Wolff-Parkinson-White Syndrome (WPW)

What is it?

In 1930, Doctors Wolff, Parkinson, and White reported 11 young, healthy patients with particular ECG characteristics, which included a short PR interval and a branch block-like intraventricular conduction anomaly. These patients suffered from paroxysms of SVT. This clinical picture eventually became known as Wolff-Parkinson-White syndrome (WPW). The anomalies of the QRS complex were initially thought to be related to a short PR and a branch block; Kent first proposed the presence of atrioventricular extra-nodal connections to explain ventricular pre-excitation. One of the main reasons for the interest in WPW syndrome over the years has been associated morbidity and mortality. There is a consolidated relationship between the presence of symptoms and the risk of sudden death (SD). In asymptomatic patients with WPW, the percentage of SD is low and is estimated at about 1:1,000 patient-years. In a young symptomatic patient with WPW syndrome, the incidence of SD during life was estimated at 3-4%. In some patients, ventricular fibrillation was the first manifestation of this syndrome.

Which are the symptoms?

WPW syndrome can occur in the presence of a structurally healthy heart, or it can be associated with numerous cardiac conditions, including various forms of congenital heart disease. Numerous reports outline the association of Ebstein’s anomaly with WPW syndrome, with up to 5% of patients suffering from both conditions in some series of cases. In adults, an association was observed between left accessory pathways and mitral valve prolapse. Left accessory pathways appear to be the most common, however, since mitral valve prolapse is also common in the patient population. Their association may indeed represent the coexistence of two relatively common conditions.

It is important to note that the concept of “WPW pattern” refers to the presence of ventricular pre-excitation on the surface ECG, while “WPW syndrome” is the association of WPW patterns with the symptoms due to tachyarrhythmias. Of all patients who show signs of pre-excitation on the surface ECG, only about 50% develop symptoms during their lifetime. Since WPW syndrome is characterized by the association of electrocardiographic changes and arrhythmias, it can be said that only 45-50% of patients who have pre-excitation on the 12-lead ECG suffer from WPW syndrome.

  • palpitations
  • dyspnea
  • fatigue 
  • chest pain

How is it diagnosed?

The diagnosis of WPW syndrome is based on the execution of ECG or ECG according to Holter, initially for 24 hours.

Suggested exams

How is it treated?

Pre-excitation therapy has four different objectives: 1. To cure symptoms; 2. Prevent the risk of sudden death; 3. Prevent or cure, in case of chronic tachycardia, the deterioration of ventricular function; 4. Allow subjects with pre-excitement to carry out all activities that are otherwise prohibited by law when there is pre-excitement on the ECG, for example in competitive sports or jobs in professions at risk.

In other cases, therapy is not indicated. In particular, in asymptomatic subjects who present only with the WPW pattern in the absence of arrhythmic symptoms, once specific risk factors are excluded through non-invasive and possibly invasive tests, no treatment is necessary, as the risk of developing dangerous arrhythmias is very limited.

There are four different types of therapeutic approaches: antiarrhythmic drugs, transcatheter ablation of the atrio-ventricular accessory pathways, surgical ablation of the AP, electrical therapy (cardioversion, stimulation). 
Radiofrequency ablation (RF) is the procedure of choice for patients with symptomatic WPW syndrome and for those who respond poorly to medical therapy. In the more experienced centers, the success rate is between 95% and 97% with a recurrence rate of 6%. The success of the ablation depends critically on the accurate location of the accessory route. The location of the preliminary route can be obtained from the delta wave and QRS morphologies (see location of accessory pathways from the surface ECG).

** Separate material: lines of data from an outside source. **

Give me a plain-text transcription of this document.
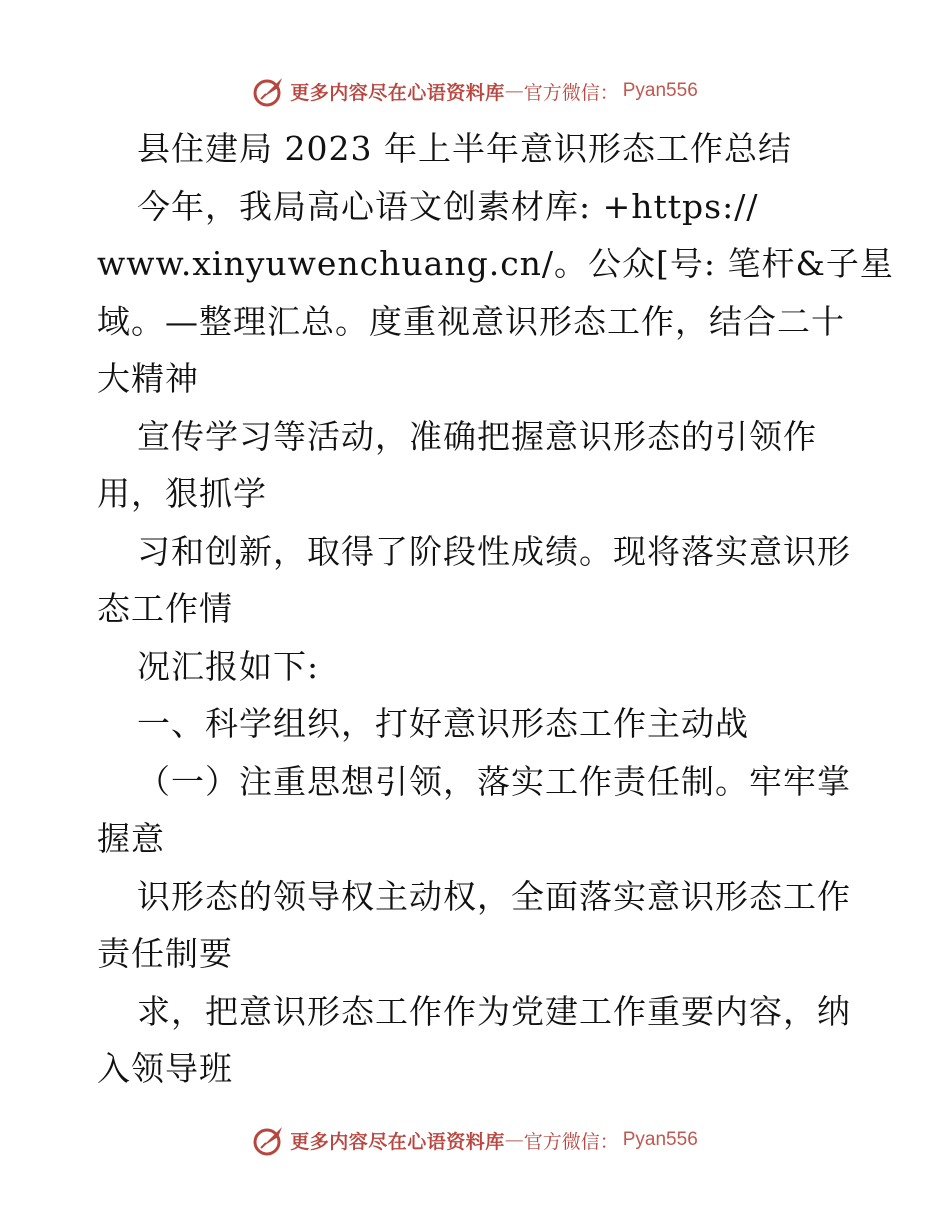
更多内容尽在心语资料库 — 官方微信： Pyan556
县住建局 2023 年上半年意识形态工作总结
今年，我局高心语文创素材库: +https://
www.xinyuwenchuang.cn/。公众[号: 笔杆&子星
域。—整理汇总。度重视意识形态工作，结合二十
大精神
宣传学习等活动，准确把握意识形态的引领作
用，狠抓学
习和创新，取得了阶段性成绩。现将落实意识形
态工作情
况汇报如下:
一、科学组织，打好意识形态工作主动战
（一）注重思想引领，落实工作责任制。牢牢掌
握意
识形态的领导权主动权，全面落实意识形态工作
责任制要
求，把意识形态工作作为党建工作重要内容，纳
入领导班
更多内容尽在心语资料库 — 官方微信： Pyan556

In general, the endocavity electrophysiological study precedes the ablation of the accessory pathway, locating its exact location. The ablation procedure is performed under local anesthesia and a mild pharmacological sedation. Multiple venous accesses (usually right femoral and left subclavian) are obtained by the Seldinger technique. If the accessory pathway has a left localization, an arterial access (right femoral artery) is also positioned in order to allow ablation by transaortic approach. Alternatively, the left heart chambers can be reached by transseptal puncture.

The quadripolar diagnostic leads are positioned at the level of the upper right atrium, the bundle of His, at the apex of the right ventricle and in the coronary sinus (cardiac vein that surrounds the left ventricular atrium sulcus and allows to record the electrical activity in the left part of the heart).

The ablation consists of administering thermal energy (radio frequency) near the accessory pathway in order to create irreversible cell damage and therefore make it electrically inert.